Two US Congressmen have called on the Biden administration to launch an investigation over concerns that networking products made by the widely used TP-Link brand could be used to covertly spy on Americans, or be used for cyber attacks.
Republican Representative John Moolenaar and Democratic Representative Raja Krishnamoorthi have formally requested an investigation from the US Department of Commerce citing national security risks. According to a letter posted by the Select Committee on the Chinese Communist Party (via Reuters), "TP-Link’s unusual degree of vulnerabilities and required compliance with PRC law are in and of themselves disconcerting".
TP-Link products are widely used in the US, and can be found inside critical facilities, including US military bases.
Last year, TP-Link routers were used to launch an attack on European foreign affairs organizations. TP-Link firmware was infected with malware, giving attackers the ability to run shell commands, access files and relay communications between devices on the network. TP-Link is not the only manufacturer that can be exploited. Other manufacturers including Cisco and Netgear have also been used to launch attacks from foreign adversaries.

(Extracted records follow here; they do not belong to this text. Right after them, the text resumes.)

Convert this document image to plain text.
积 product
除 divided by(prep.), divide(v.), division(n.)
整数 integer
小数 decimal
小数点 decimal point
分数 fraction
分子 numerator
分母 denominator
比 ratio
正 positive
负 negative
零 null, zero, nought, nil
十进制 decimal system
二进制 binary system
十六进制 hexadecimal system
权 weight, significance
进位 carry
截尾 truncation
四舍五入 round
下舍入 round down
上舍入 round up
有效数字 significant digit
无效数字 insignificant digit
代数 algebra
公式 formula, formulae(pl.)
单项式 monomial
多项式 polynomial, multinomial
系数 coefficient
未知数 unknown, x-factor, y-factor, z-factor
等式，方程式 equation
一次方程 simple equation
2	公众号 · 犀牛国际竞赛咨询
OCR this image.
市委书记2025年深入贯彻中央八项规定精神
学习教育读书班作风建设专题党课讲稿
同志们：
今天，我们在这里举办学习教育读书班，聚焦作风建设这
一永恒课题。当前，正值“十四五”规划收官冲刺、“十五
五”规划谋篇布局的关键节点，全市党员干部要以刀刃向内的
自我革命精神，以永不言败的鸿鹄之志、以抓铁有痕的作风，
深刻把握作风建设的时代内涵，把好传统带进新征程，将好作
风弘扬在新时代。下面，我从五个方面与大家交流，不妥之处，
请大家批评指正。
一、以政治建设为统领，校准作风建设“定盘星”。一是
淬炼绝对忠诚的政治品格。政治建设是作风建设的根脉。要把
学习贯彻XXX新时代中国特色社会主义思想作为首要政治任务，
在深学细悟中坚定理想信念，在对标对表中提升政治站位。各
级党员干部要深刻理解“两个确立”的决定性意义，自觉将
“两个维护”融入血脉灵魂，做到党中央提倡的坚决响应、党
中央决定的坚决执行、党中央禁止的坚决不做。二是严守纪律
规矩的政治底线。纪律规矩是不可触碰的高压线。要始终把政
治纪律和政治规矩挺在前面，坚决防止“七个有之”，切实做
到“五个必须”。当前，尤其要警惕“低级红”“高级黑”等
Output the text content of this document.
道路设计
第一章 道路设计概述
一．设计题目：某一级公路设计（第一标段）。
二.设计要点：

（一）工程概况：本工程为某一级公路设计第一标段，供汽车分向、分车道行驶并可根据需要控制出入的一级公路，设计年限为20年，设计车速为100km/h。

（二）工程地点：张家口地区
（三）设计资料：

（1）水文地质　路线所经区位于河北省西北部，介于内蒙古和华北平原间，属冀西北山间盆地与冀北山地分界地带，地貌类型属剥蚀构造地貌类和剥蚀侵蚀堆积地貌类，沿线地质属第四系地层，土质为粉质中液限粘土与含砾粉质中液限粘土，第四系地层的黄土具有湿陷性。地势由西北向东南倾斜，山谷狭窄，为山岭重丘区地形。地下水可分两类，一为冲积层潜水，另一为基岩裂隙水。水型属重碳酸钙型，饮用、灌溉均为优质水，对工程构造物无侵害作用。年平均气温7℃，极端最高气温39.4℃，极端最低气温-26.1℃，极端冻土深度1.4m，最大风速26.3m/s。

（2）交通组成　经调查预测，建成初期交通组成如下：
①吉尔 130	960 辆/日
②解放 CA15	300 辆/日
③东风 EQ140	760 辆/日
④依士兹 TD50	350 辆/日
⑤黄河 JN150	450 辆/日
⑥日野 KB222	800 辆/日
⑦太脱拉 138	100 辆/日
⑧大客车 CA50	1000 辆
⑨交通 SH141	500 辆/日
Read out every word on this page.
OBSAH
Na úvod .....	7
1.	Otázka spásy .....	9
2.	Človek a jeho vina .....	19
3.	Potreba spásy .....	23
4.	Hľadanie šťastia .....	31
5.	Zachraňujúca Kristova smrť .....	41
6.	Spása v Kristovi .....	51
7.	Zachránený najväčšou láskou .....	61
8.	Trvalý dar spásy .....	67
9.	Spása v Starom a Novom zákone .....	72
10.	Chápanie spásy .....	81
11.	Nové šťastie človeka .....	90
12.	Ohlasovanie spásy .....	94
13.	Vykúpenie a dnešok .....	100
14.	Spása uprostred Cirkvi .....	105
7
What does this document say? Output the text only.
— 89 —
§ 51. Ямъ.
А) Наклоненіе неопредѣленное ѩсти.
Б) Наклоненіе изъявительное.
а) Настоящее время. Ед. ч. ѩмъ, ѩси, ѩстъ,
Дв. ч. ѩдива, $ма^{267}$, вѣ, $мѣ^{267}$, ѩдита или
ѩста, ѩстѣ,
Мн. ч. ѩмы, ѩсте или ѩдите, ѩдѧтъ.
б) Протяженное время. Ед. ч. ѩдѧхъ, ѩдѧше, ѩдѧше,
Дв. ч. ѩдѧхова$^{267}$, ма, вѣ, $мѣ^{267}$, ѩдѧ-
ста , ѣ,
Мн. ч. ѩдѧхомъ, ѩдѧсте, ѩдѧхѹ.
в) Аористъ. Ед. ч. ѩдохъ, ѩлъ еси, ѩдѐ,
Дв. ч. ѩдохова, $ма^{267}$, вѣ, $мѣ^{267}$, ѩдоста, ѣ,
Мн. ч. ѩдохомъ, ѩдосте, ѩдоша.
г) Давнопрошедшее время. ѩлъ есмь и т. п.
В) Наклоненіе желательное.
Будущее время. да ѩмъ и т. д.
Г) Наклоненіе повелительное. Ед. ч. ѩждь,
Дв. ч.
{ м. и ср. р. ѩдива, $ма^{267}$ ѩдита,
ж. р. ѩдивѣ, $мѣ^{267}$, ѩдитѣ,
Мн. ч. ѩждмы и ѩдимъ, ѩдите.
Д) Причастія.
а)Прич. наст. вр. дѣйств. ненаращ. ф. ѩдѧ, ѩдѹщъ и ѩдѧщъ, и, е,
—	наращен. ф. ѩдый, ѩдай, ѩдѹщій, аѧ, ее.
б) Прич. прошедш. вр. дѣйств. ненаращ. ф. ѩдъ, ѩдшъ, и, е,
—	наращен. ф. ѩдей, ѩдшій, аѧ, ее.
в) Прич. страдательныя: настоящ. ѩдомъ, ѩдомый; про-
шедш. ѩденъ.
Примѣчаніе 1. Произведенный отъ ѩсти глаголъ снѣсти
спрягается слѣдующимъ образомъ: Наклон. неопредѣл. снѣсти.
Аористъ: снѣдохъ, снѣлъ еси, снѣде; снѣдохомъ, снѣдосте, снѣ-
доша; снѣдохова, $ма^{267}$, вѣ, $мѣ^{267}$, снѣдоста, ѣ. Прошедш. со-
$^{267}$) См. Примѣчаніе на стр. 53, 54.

The request for an investigation is just the latest in the US government's actions against Chinese companies, with Huawei and ZTE being forced out of the US market. TikTok is another well known example of a Chinese company facing similar spying concerns.
Most end users are at least somewhat aware of the need to keep devices and PC software updated for security reasons, but there is far less awareness around the potential for router based attacks. I'd place a wager and suggest that a majority of home users have never updated their router's firmware. Now would be a good time to start.